A Vancouver real estate lawyer who admitted to misappropriating more than $8 million from client trust funds to feed his gambling addiction has been banned from practising law for seven years.

Russell Sean McDonough signed a consent agreement with the Law Society of B.C. last week, admitting to professional misconduct in 34 instances of misappropriation over about 22 months, according to a summary posted online.

It says McDonough admitted he started taking the money from his clients beginning in 2021 after amassing a substantial amount of debt from gambling and exhausting all of his credit sources.

He said he would issue trust cheques to his personal law corporation and then gamble the funds, believing he’d have a “breakthrough” win that would cover both his debts and the trust fund shortfall.

McDonough attempted to explain his thought process in a letter to the law society on April 14, 2023, explaining that his life had become “completely consumed” by gambling.

“I appreciate that my thought processes that resulted in the actions and the conduct itself do not seem rational. However, at the time I was making these decisions, I felt as if I had no other choice. It was true compulsion. Every withdrawal I made from the firm’s trust account and every dishonest act was a result of my gambling activity,” he said.

McDonough described his conduct as inexcusable and said he intends to be accountable to everyone who was affected.

“I am full of remorse and shame over what I have done. In examining my behaviour to prepare these responses, I was appalled,” he wrote.

Missing funds uncovered during audit

McDonough did manage to pay back more than $6 million of the misappropriated funds, but only $308,000 of that was from gambling winnings, according to the summary.
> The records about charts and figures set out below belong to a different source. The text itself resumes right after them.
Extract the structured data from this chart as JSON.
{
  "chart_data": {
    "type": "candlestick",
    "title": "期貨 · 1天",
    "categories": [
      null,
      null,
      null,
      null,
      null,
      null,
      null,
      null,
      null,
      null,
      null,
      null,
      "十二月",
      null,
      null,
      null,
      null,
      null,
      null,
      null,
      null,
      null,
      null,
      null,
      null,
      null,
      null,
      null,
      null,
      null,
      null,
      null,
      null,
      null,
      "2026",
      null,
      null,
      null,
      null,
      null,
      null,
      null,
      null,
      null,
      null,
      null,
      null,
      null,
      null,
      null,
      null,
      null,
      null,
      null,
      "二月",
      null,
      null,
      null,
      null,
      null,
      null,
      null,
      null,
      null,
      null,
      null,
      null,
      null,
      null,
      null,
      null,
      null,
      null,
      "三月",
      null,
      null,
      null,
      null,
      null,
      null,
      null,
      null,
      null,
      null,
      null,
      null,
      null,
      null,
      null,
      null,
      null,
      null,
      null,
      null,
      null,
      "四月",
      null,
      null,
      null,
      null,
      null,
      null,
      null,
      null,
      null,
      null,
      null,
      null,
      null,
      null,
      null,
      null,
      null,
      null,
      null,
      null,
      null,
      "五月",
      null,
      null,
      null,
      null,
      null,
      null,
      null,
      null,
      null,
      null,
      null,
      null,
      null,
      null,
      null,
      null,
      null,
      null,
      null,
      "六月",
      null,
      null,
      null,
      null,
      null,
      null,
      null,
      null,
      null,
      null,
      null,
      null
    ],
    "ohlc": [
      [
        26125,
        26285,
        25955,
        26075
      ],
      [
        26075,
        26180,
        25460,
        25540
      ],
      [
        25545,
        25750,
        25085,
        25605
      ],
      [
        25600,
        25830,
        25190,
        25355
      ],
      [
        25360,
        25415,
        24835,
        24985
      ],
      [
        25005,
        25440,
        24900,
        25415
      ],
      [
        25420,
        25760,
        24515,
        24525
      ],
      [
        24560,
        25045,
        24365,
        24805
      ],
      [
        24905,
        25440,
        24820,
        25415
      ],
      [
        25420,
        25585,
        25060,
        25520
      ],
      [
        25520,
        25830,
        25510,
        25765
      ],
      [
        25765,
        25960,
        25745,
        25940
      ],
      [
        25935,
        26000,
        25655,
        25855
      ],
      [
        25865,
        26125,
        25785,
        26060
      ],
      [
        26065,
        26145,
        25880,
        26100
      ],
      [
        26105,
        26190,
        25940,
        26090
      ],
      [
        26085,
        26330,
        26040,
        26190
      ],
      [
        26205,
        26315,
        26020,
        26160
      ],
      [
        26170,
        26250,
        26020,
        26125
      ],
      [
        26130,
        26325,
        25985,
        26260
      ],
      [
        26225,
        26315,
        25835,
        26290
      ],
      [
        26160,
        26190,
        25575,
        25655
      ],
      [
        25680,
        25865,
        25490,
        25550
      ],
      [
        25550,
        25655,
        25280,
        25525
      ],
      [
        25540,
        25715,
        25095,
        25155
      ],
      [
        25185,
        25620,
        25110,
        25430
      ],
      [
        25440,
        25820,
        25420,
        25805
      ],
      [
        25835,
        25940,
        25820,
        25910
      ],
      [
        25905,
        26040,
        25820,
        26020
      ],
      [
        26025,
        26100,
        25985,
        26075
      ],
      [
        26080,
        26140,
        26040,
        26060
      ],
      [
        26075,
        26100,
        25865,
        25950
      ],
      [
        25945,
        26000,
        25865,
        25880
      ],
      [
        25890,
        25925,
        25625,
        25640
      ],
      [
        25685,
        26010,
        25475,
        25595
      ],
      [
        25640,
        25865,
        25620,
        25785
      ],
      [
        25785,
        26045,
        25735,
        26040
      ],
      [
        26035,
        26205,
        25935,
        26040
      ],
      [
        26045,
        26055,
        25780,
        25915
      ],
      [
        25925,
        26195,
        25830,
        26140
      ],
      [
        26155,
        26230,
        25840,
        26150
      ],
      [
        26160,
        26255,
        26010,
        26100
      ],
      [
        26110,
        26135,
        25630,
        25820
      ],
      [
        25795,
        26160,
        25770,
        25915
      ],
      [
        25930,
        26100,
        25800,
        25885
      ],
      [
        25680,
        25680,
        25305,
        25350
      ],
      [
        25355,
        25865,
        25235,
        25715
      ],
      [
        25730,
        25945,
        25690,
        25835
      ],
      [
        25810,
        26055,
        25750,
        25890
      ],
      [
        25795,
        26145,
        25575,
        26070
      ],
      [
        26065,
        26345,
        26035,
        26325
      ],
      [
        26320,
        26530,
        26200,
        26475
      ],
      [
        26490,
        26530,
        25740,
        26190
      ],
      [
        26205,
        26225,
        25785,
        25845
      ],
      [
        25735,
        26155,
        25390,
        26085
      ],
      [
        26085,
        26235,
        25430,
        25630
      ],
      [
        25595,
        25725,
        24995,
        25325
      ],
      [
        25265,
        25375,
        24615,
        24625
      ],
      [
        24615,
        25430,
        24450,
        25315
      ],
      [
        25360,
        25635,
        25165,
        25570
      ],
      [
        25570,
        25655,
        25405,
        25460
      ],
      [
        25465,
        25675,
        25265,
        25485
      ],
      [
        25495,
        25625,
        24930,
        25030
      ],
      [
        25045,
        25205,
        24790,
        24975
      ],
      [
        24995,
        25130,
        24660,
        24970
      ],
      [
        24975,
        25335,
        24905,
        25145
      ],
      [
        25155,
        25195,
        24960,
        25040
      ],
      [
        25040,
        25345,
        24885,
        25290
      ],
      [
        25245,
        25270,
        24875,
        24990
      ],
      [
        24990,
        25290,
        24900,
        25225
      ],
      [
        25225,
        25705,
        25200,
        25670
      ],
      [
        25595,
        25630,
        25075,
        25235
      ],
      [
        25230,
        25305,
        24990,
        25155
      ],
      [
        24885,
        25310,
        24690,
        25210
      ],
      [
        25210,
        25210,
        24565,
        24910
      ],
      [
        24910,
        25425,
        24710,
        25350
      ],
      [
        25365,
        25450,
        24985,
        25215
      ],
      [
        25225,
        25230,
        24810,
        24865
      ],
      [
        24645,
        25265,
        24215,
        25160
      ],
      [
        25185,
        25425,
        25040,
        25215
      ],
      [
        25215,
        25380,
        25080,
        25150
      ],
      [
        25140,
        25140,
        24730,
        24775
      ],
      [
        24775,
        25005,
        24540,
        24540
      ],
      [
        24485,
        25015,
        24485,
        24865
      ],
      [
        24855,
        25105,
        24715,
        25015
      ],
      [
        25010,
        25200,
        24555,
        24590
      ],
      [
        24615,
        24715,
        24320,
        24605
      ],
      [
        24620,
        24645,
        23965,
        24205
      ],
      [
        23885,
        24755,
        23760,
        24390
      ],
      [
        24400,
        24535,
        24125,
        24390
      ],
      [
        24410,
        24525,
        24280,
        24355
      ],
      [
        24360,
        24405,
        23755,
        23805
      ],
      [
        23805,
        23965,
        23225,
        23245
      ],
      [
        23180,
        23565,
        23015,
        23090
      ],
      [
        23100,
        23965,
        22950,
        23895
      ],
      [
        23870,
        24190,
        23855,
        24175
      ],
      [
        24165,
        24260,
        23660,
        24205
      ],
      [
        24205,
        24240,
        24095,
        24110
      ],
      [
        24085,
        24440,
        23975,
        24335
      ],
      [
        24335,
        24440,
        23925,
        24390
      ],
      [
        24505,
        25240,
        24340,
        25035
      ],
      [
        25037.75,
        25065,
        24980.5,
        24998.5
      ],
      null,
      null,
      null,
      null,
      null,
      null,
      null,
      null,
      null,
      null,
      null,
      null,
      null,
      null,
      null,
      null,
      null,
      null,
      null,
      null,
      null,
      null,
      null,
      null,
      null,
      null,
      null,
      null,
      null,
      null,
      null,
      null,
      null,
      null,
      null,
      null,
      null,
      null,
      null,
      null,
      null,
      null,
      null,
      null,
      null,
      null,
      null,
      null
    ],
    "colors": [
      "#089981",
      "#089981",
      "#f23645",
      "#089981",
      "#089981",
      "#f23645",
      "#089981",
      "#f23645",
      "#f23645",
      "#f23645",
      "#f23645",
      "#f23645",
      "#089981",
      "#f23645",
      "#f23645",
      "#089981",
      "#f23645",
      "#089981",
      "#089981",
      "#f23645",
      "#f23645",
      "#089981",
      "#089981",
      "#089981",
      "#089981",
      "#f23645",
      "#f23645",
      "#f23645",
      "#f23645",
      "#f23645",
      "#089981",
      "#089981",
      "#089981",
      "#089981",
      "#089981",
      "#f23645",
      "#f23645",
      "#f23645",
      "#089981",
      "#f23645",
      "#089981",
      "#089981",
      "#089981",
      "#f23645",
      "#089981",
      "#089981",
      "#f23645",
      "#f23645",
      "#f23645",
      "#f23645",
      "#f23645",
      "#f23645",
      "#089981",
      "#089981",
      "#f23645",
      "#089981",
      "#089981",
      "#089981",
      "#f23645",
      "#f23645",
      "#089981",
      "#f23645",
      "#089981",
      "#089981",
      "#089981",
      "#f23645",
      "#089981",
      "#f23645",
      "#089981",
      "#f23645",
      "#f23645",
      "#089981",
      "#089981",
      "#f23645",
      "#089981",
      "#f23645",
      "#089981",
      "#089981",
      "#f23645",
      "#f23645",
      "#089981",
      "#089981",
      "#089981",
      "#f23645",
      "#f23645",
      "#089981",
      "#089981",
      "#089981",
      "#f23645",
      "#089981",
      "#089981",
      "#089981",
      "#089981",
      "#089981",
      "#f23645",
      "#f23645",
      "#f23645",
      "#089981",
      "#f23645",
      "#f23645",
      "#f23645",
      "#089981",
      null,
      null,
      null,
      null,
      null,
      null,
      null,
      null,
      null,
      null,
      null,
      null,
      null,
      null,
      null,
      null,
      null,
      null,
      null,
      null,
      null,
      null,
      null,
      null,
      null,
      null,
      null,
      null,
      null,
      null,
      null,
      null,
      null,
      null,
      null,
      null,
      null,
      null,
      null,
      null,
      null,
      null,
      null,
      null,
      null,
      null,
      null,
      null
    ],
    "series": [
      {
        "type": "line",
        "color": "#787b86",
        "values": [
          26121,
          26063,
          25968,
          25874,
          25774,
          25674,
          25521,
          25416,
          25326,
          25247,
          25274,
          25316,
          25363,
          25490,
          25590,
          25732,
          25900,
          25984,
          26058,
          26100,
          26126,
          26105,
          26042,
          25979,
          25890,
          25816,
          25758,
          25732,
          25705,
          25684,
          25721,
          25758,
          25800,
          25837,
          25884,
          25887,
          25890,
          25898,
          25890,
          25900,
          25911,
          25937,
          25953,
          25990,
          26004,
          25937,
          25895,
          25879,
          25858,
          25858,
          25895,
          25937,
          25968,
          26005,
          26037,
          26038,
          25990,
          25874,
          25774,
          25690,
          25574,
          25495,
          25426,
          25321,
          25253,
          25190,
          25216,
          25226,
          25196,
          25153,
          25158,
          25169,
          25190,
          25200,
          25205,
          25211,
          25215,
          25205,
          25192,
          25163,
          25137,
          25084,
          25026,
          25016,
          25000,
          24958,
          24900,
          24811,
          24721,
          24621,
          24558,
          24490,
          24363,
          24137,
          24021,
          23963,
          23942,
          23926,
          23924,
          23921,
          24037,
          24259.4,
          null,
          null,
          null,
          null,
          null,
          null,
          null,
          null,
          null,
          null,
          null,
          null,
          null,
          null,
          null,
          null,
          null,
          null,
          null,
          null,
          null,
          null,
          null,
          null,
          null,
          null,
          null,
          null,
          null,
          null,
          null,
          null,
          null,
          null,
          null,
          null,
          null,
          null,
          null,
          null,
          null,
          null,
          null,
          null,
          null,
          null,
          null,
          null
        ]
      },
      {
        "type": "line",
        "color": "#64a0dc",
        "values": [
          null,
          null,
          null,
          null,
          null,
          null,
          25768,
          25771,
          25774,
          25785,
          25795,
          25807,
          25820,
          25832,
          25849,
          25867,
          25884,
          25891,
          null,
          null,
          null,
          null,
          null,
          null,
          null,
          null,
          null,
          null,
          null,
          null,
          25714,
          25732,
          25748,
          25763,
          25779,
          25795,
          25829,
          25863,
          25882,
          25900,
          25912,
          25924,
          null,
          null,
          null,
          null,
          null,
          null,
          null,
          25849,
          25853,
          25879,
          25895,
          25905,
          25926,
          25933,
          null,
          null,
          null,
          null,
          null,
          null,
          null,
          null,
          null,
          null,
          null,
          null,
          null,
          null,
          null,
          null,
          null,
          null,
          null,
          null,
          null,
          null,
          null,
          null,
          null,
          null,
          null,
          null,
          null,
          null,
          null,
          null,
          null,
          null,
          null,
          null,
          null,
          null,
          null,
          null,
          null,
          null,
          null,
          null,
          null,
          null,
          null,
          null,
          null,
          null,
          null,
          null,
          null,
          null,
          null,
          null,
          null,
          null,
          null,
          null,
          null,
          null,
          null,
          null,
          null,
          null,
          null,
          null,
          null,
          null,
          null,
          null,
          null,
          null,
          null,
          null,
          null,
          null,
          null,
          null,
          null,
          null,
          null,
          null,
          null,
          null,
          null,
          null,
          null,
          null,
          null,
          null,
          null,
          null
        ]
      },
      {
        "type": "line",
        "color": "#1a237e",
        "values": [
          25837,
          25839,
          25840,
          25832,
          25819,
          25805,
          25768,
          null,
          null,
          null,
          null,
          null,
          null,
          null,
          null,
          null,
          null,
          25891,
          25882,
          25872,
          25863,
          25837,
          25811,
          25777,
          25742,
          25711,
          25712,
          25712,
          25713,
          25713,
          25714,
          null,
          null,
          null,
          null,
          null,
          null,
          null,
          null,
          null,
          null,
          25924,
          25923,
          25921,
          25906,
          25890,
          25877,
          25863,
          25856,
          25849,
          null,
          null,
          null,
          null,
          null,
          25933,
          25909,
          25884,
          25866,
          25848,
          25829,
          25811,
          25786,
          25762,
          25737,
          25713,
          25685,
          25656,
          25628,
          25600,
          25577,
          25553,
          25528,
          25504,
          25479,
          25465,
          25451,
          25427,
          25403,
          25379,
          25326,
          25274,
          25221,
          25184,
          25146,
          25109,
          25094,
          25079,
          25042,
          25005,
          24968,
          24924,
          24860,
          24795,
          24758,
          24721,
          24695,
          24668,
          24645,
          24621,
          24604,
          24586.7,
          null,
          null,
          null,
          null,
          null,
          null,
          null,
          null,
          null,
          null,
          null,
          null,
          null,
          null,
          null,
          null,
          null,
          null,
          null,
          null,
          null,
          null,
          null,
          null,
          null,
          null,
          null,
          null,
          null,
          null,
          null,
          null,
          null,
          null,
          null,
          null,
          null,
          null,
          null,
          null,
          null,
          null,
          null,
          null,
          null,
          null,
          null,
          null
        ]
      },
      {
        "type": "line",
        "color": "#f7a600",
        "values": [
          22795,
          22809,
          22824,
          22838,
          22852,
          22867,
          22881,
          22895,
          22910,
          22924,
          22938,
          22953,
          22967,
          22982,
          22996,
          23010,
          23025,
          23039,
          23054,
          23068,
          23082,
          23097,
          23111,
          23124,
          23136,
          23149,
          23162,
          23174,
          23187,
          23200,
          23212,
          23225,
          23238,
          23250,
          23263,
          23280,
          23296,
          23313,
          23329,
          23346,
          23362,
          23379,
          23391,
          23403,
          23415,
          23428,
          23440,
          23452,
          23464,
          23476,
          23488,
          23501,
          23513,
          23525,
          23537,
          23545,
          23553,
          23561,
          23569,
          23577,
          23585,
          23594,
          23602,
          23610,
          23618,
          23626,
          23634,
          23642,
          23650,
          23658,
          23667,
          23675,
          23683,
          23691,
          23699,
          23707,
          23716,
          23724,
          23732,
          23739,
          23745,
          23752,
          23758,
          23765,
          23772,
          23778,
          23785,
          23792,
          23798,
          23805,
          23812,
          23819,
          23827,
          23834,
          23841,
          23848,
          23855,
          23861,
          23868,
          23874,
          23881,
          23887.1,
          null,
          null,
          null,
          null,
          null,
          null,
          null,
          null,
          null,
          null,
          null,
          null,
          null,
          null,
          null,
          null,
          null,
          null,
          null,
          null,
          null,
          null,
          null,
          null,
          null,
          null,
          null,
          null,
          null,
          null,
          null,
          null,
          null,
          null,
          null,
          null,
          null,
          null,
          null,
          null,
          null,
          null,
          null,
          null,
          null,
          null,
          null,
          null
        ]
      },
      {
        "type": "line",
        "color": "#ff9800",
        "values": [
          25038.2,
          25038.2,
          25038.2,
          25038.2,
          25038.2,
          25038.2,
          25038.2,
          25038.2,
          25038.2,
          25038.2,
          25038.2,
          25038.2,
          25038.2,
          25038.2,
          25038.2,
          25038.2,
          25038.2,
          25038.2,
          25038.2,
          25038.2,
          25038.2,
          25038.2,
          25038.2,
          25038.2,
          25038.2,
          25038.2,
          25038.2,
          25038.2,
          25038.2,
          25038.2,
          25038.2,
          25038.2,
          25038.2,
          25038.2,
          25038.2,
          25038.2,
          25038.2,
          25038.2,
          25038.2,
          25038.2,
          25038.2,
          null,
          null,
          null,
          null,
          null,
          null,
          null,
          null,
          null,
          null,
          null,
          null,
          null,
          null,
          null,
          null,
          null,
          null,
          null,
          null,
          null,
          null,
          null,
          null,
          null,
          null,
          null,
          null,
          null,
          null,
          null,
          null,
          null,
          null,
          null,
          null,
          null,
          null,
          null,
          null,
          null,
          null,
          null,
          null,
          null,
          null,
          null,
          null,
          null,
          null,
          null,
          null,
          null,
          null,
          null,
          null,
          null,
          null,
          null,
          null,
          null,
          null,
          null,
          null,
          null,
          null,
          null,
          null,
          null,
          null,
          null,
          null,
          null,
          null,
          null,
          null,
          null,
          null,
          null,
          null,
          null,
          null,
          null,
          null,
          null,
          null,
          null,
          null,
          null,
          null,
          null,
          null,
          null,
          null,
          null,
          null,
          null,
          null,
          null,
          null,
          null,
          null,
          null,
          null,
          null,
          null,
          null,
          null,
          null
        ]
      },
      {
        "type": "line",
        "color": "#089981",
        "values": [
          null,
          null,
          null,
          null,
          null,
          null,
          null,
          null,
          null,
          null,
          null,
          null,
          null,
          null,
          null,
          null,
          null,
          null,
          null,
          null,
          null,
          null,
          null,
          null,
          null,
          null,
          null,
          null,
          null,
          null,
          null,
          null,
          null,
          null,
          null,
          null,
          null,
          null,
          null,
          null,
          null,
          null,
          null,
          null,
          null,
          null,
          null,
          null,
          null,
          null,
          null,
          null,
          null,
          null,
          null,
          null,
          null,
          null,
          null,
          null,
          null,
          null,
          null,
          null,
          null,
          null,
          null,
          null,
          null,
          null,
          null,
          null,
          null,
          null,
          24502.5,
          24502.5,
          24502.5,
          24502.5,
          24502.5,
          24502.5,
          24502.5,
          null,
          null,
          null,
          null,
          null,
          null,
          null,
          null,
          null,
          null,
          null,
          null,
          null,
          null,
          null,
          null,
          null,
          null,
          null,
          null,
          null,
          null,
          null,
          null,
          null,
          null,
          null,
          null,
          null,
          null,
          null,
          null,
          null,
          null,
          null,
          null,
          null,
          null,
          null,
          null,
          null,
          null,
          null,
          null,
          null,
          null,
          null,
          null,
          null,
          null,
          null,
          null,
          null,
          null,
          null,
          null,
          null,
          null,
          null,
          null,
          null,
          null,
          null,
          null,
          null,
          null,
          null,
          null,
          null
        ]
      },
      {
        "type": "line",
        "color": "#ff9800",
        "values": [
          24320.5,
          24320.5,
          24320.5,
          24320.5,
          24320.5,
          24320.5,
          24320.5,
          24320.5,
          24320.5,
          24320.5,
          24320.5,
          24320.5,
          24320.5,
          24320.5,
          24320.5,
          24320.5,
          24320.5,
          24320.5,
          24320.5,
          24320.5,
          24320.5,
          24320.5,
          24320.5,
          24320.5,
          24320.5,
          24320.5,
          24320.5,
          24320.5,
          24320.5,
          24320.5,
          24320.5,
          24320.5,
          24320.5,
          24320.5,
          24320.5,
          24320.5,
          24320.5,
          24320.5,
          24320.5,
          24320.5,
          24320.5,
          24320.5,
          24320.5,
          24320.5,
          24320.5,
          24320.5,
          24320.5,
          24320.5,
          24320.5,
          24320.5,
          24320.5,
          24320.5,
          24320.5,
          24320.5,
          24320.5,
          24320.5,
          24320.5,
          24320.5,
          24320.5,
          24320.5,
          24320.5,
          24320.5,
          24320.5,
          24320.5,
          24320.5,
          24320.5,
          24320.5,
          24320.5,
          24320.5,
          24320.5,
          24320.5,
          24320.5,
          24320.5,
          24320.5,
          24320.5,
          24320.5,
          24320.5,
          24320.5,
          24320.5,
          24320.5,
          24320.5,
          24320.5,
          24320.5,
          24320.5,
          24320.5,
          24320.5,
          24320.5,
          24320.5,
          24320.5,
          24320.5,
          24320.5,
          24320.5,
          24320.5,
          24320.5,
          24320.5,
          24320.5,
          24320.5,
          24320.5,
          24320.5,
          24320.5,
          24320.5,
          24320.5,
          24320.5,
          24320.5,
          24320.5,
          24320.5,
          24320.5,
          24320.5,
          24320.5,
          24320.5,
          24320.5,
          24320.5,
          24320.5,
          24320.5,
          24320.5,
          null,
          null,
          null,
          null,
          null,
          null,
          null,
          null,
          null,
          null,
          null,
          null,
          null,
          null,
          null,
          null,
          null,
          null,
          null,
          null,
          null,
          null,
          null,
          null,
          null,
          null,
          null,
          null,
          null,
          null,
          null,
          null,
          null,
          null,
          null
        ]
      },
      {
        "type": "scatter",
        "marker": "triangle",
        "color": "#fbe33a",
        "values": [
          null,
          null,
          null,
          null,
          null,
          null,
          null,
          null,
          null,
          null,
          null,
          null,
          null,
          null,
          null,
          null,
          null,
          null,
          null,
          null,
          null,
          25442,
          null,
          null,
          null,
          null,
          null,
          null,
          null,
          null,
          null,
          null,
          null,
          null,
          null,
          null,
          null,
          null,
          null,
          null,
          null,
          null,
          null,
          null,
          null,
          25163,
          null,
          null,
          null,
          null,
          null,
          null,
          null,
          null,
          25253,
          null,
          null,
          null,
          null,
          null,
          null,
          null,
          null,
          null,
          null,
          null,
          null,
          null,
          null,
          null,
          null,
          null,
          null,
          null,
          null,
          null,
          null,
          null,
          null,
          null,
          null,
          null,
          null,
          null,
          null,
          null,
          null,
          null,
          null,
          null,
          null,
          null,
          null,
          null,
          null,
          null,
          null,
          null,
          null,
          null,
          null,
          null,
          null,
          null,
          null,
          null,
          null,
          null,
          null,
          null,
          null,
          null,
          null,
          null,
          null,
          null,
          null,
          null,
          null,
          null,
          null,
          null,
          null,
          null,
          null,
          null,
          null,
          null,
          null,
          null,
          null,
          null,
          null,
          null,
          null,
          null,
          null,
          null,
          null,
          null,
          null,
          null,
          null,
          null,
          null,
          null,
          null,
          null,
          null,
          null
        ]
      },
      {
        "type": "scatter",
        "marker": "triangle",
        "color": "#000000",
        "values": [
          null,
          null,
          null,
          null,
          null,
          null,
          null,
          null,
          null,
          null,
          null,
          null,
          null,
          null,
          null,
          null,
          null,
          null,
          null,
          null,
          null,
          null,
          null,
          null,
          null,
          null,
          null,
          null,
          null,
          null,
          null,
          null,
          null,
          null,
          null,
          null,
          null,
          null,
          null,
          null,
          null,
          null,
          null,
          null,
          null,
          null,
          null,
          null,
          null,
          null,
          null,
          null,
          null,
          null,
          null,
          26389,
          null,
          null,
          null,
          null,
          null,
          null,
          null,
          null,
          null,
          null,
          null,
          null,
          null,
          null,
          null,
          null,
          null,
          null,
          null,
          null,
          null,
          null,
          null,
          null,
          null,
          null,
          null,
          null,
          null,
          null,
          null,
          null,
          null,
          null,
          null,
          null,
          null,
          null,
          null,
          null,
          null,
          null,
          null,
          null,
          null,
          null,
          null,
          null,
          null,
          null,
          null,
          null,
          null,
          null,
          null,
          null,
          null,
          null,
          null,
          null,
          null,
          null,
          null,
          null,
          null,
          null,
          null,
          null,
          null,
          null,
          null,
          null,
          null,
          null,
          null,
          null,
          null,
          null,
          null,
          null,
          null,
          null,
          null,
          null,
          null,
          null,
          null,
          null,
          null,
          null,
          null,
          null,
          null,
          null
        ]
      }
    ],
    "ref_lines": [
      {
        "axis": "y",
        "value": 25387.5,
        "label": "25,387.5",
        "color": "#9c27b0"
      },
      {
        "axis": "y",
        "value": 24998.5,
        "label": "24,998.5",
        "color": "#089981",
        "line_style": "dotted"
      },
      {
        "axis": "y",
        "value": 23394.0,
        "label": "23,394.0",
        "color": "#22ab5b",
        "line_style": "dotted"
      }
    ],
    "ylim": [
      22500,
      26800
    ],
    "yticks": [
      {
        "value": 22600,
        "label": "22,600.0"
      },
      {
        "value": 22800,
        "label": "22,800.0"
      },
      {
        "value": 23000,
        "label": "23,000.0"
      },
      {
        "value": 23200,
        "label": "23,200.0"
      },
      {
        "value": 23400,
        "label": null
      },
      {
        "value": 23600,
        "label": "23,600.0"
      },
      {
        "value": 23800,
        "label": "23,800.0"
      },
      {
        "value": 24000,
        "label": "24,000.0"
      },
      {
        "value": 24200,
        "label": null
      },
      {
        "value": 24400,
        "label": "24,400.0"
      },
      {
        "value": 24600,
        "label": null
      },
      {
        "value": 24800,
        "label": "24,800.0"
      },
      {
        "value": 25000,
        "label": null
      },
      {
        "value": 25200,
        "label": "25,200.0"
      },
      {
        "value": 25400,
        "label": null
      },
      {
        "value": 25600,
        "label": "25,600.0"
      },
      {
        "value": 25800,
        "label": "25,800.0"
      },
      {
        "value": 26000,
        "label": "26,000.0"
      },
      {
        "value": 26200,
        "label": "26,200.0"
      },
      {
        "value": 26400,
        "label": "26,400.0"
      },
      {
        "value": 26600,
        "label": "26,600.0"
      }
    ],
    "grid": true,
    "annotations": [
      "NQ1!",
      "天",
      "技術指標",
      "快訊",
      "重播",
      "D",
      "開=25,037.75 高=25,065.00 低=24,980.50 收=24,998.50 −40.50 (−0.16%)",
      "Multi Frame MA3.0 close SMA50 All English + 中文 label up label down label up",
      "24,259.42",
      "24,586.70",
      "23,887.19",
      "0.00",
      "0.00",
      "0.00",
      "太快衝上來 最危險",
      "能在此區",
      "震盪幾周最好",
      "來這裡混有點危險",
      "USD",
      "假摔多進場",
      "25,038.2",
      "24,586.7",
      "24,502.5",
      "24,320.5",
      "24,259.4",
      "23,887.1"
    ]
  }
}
The Lawyers Indemnity Fund, which provides liability coverage for lawyers in B.C., covered the remaining $2 million to reimburse the clients.

The law society’s summary of events says that McDonough’s misconduct was discovered in October 2022 during an audit of his firm’s books. He lost his job after the principal of the firm learned about his actions.

McDonough told the law society that his usual pattern of misappropriation involved holdback funds related to property sales by non-Canadian residents.

According to the summary, he said that when he needed money, he would find a non-resident holdback file and write a cheque to his corporation for the entire amount. When a request came for the funds and McDonough didn’t have the money to pay it back, he would clear out another holdback file.

In one case, McDonough admitted to doctoring documents to obtain a client’s signature, falsely claiming that there was a statutory $50,000 holdback from a recent property sale, so that he could misappropriate the funds.

McDonough was officially diagnosed with a gambling disorder in October 2022, and hasn’t gambled since then, the summary says. He attended residential treatment later the same year.

The doctor who diagnosed him told the law society that gambling addiction can “cause an otherwise honest person to misappropriate client funds.”

McDonough has been a non-practising lawyer since his misconduct was revealed, and became a former member of the law society as of Jan. 1. He will not be allowed to submit an application for reinstatement with the Law Society of B.C. or any other Canadian law society until Aug. 1, 2030.